# Late March Tuna Report, Venice LA



## Deep South Charters (Mar 2, 2009)

The tuna fishing is still strong in Venice, LA! We fished Friday, Saturday, Sunday and Monday! ​ 
Monday was a little slow but still managed to boat 7 yellowfin! ​

Friday we had Jerrid Petrys crew out of Lafayette fishing on the Looney Tuna! I actually had to work Friday because I didnt have a deck hand! I am spoiled and I am used to having help! I was able to rig everything on the way out, made it to the fishing grounds, caught plenty of bait on Frenzy sabikis (#4 and #6), first baits back, one got nailed, FISH ON!! The crew was a blast, they kept the boat in order while fishing, thanks for the help guys!! We ended the day with 12 yellowfin tuna, one in the 100 pound class, even stopped to grab a few aj's on the way back in!​ 
Saturday, with Aaron back on the boat with me, the seas decided to not play nice! It was a slow ride out, even stopped to amberjack fish to break up the ride! After boating a few we pushed on to the tuna grounds! It was hard to catch bait in the rough water but we did get enough to start fishing! Nothing was fast but we got one here and there to finish the day with 7 yellowfin, 3 in the 100 pound class, and 3 amberjack! Not bad for the conditions, not bad at all! Great work guys! The best part about the trip was the guys had used Braid stand up harness before and knew how to use them, they landed the 100 pound fish very fast, nice work!​ 
Sunday we had Neil's crew from Florida! These guys wanted tuna! Every charter boat in Venice canceled Sunday due to the rough sea predictions! I spoke to Neil at the dock Saturday night and told him it may be pretty rough but he wanted to go, after a little research, I told him to be at the dock at 6am! After making it down the river in the fog, we hit the mouth of southwest pass and the seas seemed to be ok, big rollers but not too bad! The fog stayed with us til we were about 15 miles offshore but the water was pretty calm!​ 
We decided on where we would try to fish and pointed the Freeman South! After making bait, Aaron got the first two baits out to have them both inhailed by tuna! Pulled hooks on one but landed the other one, over 100 pounds! Next bait, FISH ON, all the way to the boat, huge fish, over 100, pulled hooks while we were looking at it! It happens! Next fish, over 100, Aaron and I looked at each other and said looks like its gonna be a good day!!! Fishing was awesome all day! Finished up at 2 pm with a full box, 11 yellowfin tuna, one was 107, had a 103 and a 97 and also caught a 70 pound Big Eye tuna which we will put in the record books at #2 state record! Since there is only one other Big Eye on the record books, it was pretty easy to get the #2 spot! ha ha! ​ 
We will be back at it Friday!

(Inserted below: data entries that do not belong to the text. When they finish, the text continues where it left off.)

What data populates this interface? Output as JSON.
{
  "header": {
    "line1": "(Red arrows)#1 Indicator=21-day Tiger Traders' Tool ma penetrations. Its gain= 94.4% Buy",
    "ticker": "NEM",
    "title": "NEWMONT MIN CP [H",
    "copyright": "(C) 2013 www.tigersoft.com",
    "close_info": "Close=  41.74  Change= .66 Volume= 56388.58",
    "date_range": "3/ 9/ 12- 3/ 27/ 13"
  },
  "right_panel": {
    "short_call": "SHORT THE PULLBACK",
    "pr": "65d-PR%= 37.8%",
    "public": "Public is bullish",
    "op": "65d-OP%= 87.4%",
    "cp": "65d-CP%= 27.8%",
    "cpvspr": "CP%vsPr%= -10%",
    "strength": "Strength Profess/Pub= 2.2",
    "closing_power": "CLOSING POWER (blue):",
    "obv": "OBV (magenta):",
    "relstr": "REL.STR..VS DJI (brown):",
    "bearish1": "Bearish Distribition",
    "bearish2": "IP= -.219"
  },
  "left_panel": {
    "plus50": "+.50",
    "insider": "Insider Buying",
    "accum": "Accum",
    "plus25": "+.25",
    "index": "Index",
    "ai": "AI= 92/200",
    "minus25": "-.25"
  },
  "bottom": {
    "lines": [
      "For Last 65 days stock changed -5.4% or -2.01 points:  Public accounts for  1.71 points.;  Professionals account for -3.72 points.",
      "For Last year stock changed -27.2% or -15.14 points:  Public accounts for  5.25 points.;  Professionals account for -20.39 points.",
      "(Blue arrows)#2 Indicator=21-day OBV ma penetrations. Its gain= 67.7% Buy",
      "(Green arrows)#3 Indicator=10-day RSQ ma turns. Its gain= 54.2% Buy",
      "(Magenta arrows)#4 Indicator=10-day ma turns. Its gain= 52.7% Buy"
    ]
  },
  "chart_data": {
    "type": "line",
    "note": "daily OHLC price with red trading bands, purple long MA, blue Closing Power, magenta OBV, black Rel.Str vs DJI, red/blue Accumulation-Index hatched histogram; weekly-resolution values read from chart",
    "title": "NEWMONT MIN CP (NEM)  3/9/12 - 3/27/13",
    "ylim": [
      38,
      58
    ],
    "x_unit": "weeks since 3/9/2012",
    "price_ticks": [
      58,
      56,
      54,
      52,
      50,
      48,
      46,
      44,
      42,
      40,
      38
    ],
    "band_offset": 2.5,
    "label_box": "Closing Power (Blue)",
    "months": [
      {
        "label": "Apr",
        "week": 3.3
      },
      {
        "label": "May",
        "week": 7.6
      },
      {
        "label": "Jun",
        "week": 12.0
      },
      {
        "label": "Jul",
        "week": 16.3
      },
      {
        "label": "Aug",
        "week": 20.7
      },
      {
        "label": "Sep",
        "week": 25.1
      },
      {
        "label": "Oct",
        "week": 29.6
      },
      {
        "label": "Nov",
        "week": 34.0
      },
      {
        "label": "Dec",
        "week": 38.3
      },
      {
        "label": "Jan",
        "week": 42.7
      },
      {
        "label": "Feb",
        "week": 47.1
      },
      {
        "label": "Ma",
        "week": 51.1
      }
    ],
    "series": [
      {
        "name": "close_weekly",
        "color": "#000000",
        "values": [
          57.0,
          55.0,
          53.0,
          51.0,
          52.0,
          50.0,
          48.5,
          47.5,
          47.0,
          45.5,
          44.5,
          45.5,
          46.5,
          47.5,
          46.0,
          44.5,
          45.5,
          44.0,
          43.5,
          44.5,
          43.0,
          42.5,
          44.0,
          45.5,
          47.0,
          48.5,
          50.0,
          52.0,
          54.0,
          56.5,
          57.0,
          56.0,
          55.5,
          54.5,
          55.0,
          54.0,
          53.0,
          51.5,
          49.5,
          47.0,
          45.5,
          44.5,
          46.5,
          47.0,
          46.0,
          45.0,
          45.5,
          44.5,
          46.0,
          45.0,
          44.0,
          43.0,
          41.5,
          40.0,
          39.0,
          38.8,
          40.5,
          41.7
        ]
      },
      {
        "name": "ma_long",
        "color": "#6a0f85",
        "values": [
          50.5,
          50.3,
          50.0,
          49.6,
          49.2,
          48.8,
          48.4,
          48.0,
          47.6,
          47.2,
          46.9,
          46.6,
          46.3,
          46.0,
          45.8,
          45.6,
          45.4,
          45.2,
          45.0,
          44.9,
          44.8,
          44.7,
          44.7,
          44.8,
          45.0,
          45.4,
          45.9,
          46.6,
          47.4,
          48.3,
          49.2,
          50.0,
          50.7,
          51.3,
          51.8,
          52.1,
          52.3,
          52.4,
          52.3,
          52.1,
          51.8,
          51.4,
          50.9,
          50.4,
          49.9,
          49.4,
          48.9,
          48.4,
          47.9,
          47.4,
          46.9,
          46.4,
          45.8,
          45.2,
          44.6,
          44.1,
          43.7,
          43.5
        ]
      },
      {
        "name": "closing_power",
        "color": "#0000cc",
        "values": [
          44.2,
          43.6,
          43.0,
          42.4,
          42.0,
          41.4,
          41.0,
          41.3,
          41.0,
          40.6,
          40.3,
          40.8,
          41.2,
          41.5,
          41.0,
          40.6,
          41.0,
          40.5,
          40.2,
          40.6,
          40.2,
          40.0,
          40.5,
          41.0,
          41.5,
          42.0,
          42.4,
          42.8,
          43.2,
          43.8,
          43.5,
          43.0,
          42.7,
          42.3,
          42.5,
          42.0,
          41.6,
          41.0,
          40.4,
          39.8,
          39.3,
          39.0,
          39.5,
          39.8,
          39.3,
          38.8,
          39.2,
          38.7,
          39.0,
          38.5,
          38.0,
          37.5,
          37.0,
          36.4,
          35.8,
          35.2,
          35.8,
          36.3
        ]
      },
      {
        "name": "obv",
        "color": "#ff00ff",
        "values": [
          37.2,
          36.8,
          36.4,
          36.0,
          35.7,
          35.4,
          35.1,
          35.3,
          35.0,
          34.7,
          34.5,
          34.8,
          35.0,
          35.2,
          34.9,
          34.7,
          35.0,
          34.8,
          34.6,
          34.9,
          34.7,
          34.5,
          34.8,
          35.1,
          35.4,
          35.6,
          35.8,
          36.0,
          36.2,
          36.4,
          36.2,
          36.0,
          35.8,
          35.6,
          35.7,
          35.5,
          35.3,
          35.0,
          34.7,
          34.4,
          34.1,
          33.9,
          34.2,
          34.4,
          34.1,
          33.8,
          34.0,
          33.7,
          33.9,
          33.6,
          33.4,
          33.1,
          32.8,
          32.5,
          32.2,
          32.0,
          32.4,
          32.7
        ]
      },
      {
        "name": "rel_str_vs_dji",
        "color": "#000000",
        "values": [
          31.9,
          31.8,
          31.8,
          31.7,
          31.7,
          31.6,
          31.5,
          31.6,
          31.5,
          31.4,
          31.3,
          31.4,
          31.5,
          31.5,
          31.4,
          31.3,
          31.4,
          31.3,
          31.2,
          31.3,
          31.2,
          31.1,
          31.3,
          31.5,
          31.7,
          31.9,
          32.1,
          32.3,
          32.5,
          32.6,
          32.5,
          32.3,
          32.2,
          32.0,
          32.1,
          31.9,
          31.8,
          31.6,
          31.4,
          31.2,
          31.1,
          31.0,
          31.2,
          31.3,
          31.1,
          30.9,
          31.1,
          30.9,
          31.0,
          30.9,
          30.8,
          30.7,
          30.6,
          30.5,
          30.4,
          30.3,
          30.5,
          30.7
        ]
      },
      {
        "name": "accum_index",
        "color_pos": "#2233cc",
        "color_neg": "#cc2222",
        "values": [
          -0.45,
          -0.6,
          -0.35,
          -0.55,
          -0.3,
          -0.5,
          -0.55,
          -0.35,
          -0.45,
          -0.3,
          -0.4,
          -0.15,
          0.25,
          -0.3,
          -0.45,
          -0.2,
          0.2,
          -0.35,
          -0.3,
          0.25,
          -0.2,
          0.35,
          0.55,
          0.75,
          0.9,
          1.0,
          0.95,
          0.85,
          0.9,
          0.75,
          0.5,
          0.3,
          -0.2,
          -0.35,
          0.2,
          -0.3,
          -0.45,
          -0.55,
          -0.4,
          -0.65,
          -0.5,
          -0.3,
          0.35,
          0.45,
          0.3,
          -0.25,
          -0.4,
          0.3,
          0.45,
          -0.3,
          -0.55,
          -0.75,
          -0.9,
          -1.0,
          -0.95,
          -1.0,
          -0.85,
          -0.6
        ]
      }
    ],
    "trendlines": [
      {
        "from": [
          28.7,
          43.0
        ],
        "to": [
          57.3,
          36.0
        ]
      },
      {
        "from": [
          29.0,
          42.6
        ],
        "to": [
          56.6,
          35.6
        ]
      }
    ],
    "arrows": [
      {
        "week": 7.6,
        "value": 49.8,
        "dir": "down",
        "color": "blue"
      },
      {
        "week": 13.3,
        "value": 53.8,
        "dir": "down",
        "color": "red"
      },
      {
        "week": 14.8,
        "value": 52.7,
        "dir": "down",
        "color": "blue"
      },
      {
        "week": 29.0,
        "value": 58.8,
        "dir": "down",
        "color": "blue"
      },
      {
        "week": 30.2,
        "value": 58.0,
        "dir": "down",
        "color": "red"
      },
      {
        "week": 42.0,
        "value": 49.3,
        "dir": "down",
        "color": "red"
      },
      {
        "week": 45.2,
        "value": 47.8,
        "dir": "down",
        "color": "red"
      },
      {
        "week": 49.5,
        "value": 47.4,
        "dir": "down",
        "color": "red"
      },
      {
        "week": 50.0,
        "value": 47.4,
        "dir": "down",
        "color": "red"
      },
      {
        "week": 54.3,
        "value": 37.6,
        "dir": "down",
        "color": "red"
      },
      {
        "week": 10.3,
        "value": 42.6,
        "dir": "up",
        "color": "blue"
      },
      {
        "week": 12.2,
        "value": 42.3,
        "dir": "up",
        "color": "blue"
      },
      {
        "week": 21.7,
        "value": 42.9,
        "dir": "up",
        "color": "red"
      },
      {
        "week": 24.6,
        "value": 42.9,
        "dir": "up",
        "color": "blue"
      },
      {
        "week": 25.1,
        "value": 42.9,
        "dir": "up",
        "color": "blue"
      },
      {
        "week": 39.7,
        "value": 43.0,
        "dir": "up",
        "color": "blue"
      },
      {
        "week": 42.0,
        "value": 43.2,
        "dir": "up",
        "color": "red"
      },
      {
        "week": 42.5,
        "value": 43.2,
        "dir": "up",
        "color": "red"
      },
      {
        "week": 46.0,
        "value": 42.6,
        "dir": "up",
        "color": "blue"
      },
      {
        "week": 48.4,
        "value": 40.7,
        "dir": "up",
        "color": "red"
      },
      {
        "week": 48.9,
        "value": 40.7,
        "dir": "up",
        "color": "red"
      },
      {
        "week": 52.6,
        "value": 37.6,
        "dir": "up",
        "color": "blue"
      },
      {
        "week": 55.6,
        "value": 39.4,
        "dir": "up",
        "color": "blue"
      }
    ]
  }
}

April 23rd is the only saturday that I have open til August but we still have plenty other dates open on the two boats! Capt Gray is open Sunday April 10th if anyone wants it! ​ 
The tuna fishing continues to be off of the charts, if you want tuna then you want to fish now! Dolphin will be here soon as well!​ 
New shirts will be here soon as well!​ 
ps I may have this Sunday open to fish, still waiting on a customer to confirm but as of now, its open til I hear from him!​ 
Lets go fishing!​ 
Capt Josh Howard
225-572-7408
[email protected]
www.deepsouthcharters.com​​


----------



## KPTN (May 21, 2009)

Nice job captian, i have never caught a tuna and wish i could get there!


----------



## Deep South Charters (Mar 2, 2009)

KPTN said:


> Nice job captian, i have never caught a tuna and wish i could get there!


 
we would love to have you on board!!


----------



## Ultralite (Oct 1, 2007)

good report! thanks for posting...that's a bunch of happy anglers there...way to catchem' up....


----------